Business Irish

Thursday 23 November 2017

Talks on takeover of Glanbia dairy arm 'progressing well'

Laura Noonan

Laura Noonan

THE 7,000 farmers who make up the Glanbia co-op have been told that talks on their group's purchase of Glanbia's ailing dairy business are "progressing well", with firm proposals expected to be ready for a vote in May.

The farmers received the news in a letter from Glanbia co-op chairman Liam Herlihy, dated March 31. The co-op, which owns 55pc of Glanbia plc, announced it was in talks to buy out the plc's dairy business three weeks ago.

The letter also confirms that while the co-op will finance the acquisition "through a significant reduction in our shareholding of Glanbia plc", the farmers group "will continue to retain a strategic investment".

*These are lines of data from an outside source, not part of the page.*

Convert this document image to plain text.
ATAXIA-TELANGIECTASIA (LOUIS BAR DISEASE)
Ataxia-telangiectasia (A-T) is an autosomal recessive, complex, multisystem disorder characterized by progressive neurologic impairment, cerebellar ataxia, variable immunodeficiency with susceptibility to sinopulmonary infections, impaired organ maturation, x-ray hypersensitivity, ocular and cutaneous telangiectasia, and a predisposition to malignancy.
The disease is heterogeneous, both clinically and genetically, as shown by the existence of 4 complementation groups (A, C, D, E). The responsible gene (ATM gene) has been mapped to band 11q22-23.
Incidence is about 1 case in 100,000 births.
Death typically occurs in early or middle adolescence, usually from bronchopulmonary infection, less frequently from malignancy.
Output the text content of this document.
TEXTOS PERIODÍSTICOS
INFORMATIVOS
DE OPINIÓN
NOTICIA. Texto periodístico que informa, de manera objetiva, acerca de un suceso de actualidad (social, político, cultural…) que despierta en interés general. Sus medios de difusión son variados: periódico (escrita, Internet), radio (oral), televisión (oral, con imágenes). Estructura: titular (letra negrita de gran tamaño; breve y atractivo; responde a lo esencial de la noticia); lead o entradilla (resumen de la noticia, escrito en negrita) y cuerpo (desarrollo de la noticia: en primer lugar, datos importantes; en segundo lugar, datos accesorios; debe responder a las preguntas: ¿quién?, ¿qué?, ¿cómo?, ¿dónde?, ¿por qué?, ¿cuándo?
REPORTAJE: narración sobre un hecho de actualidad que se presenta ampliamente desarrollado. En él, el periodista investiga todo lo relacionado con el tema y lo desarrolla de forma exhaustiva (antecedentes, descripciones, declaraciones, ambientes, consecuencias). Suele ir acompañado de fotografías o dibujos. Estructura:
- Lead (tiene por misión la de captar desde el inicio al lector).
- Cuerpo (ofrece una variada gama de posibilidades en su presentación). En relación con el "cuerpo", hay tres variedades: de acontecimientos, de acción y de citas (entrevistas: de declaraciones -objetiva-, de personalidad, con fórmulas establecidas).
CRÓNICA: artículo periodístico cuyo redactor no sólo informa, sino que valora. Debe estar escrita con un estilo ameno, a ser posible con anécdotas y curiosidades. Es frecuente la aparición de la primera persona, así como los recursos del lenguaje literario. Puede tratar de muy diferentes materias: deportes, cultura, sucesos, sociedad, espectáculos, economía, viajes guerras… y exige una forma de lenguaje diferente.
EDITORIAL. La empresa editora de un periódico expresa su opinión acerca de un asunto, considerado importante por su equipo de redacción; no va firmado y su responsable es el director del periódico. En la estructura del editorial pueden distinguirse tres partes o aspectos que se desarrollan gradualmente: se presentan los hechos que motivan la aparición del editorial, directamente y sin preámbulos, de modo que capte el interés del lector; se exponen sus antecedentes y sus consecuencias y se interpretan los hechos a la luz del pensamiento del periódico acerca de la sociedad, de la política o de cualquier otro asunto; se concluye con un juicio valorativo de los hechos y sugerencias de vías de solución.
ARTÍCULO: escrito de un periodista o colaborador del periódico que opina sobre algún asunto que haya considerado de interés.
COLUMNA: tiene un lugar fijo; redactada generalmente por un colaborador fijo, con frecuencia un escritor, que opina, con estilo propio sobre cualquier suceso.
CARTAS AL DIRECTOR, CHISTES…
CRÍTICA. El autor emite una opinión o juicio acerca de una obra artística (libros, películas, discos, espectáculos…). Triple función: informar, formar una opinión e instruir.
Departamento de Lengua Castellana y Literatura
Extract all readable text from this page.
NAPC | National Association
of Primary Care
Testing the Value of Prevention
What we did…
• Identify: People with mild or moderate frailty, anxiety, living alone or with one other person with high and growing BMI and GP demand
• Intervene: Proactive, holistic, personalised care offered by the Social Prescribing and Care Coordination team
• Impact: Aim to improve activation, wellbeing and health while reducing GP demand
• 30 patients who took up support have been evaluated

More than 30pc of the plc is expected to come on to the market if the deal goes through. Institutional investors are ready to buy the stock, assuming it comes at a significant discount.

Mr Herlihy's letter describes the co-op's acquisition of the Irish dairy businesses as a "defining opportunity for members" who will be the sole beneficiaries of the dairy businesses future profits.

Trading period

The business lost money last year but Mr Herlihy says pre-tax profits of €50.3m in 2008 reflect a "more normal" trading period.

Mr Herlihy also points to the potential for the "growth in milk production", with the easing of milk quotas. However, no mention is made of the multi-million infrastructure investment that would need to be made if Ireland significantly increases its milk output.

The letter also makes no mention of possible valuations of the deal, which analysts say could generate between €255m and €280m for the plc.

Mr Herlihy stresses that Glanbia co-op's board is "committed to an extensive communications programme" with members on the deal ahead of two special general meetings in May when the farmers will vote.

"The benefits of this proposal arise in having two stand-alone businesses that have the freedom to grow and develop in their own right," Mr Herlihy says.

"This is not guaranteed and it will be down to the board and managements of each enterprise to drive them forward and make this happen.

"Ultimately it will be you, the members of Glanbia co-op, who will decide on this substantive issue."